In the next couple years, you may be able to diagnose your car’s ailments with little more than a smartphone app, thanks to research from engineers at the Massachusetts Institute of Technology. The system works by turning a phone’s microphone and accelerometers into a kind of automotive stethoscope that analyzes the sounds and vibrations made by a car to detect problems, even before the vehicle shows any obvious symptoms.
The MIT app has the potential to save the average driver $125 per year, according to Joshua Siegel, one of the research scientists behind a recent paper describing the app. That savings could be as much as $600 per year for trucks. Gas mileage is could possibly increase by a few percentage points for all vehicles.
“Right now, we’re able to diagnose several common engine and suspension problems,” Siegel told Digital Trends. “Our engine diagnoses include identifying misfires and optimally timing filter changes, while our suspension diagnostics include identifying wheel imbalances and variations in tread depth and tire pressure.”
As with much of today’s emerging tech, Siegel and his team owe a lot to recent advancements in AI algorithms and cloud computation.
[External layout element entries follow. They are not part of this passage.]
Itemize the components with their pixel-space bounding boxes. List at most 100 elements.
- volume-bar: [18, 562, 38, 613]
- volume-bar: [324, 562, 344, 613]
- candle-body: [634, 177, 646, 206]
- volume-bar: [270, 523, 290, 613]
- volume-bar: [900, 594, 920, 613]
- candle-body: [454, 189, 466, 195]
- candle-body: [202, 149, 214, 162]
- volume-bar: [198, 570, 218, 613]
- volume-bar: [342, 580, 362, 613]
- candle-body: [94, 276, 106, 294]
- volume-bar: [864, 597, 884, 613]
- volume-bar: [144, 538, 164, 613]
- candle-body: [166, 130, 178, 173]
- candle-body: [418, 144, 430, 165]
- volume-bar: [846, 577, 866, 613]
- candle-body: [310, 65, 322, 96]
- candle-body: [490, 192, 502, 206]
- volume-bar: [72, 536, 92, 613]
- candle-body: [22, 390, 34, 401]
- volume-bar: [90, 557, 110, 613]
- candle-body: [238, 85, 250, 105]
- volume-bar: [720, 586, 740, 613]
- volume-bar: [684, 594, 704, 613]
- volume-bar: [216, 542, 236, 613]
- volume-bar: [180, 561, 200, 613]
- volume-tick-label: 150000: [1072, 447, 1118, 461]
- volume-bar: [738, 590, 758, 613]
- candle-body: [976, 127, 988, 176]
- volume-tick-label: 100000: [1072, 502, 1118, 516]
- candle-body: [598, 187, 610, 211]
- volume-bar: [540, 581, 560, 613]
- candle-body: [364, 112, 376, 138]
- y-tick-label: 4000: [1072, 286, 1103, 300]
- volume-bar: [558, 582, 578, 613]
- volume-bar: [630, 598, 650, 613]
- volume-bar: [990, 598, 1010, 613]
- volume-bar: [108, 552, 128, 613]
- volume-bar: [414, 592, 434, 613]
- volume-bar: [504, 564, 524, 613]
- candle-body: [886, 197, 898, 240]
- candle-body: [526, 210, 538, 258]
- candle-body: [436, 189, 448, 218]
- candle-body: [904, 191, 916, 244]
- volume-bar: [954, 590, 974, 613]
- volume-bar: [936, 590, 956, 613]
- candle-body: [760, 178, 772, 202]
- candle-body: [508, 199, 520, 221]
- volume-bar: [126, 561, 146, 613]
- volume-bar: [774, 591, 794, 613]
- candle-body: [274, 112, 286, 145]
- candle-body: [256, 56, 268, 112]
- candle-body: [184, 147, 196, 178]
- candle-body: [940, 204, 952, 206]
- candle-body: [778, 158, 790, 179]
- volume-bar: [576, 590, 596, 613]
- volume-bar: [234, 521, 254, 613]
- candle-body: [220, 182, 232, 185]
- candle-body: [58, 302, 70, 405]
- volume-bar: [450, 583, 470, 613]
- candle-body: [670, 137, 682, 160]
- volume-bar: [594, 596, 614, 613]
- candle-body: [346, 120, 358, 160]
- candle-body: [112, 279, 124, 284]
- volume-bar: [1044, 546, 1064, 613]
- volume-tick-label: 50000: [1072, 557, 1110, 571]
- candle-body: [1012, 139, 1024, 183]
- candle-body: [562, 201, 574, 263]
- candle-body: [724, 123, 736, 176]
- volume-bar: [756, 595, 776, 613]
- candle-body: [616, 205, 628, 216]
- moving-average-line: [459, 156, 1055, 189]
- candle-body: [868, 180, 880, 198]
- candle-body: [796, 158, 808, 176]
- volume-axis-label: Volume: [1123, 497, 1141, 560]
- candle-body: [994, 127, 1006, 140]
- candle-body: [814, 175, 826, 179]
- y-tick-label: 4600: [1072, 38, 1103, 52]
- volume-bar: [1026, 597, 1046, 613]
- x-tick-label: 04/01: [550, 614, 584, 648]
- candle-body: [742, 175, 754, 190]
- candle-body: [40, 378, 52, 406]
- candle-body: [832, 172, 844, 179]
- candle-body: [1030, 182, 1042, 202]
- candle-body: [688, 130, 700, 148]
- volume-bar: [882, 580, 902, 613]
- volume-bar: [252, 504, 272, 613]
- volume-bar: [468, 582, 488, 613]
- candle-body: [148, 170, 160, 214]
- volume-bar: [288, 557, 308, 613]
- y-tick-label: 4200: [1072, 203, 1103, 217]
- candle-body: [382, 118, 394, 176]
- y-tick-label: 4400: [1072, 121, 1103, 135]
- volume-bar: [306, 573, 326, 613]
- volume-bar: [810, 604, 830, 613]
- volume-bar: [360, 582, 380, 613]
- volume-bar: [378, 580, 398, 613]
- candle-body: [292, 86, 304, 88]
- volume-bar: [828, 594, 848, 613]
Thanks to machine learning, the more data the app is able to collect, the more its performance improves.
“For each diagnostic or prognostic, we collect data from the sensor or sensors best able to measure the physical manifestation of a defect, and then train models to look for certain characteristic “fingerprints” of each fault type,” Siegel explained.
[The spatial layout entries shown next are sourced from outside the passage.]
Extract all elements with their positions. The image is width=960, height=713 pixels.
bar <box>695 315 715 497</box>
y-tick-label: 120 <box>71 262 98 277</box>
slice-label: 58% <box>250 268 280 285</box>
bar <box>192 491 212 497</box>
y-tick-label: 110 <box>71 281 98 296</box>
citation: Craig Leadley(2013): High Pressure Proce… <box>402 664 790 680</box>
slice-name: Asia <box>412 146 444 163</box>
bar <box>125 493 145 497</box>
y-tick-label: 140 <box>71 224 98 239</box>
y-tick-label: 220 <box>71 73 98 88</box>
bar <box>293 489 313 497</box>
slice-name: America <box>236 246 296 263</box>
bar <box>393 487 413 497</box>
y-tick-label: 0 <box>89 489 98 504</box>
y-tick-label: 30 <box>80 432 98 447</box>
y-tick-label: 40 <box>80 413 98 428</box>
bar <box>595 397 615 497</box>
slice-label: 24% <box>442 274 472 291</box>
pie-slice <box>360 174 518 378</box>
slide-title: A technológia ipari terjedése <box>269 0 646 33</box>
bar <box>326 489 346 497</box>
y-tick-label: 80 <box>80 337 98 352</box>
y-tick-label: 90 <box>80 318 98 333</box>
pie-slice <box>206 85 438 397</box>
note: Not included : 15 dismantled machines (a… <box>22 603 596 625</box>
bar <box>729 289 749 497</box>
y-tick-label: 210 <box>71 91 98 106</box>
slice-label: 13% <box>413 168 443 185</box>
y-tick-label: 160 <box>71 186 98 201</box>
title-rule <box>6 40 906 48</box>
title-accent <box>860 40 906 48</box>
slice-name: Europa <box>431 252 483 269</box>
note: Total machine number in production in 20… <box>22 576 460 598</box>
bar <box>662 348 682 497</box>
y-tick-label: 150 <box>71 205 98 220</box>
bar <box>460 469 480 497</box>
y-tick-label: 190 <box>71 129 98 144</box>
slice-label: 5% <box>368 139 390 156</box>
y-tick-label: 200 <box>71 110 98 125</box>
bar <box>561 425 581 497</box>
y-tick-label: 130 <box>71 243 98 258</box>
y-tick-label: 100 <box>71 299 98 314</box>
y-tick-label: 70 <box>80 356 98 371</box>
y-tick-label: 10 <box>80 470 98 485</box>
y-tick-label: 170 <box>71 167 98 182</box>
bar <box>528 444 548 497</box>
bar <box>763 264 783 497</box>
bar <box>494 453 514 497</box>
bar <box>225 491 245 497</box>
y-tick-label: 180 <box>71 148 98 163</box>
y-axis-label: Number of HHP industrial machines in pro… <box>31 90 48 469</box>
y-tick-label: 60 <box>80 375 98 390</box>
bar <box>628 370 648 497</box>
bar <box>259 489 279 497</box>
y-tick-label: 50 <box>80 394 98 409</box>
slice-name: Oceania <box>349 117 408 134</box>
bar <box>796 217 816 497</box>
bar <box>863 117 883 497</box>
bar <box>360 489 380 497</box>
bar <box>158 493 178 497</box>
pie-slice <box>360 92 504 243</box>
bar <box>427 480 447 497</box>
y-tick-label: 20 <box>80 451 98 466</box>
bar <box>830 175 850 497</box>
To analyze air filters, the app listens to how the car “breathes” to detect how clogged the airflow is. For misfires, it listens for what Siegel called the “characteristic popping sound” that tends to scare the wits out of people in the passenger seat. By measuring vibrations, the app can pick up on wheel imbalances.
“We’re able to do this because the sensors in your phone — the same microphone you use to talk, and the same accelerometer your phone uses to rotate the screen when you switch from portrait to landscape — are far more sensitive to small changes than people are,” Siegel said.
The MIT team is currently testing the app internally with promising results, Siegel said. Moving forward, the team will train the app on various vehicle types to add to their data, with the hope that the app will work on any type of consumer vehicle.
A paper detailing the research will be published in the November issue of the journal Engineering Applications of Artificial Intelligence.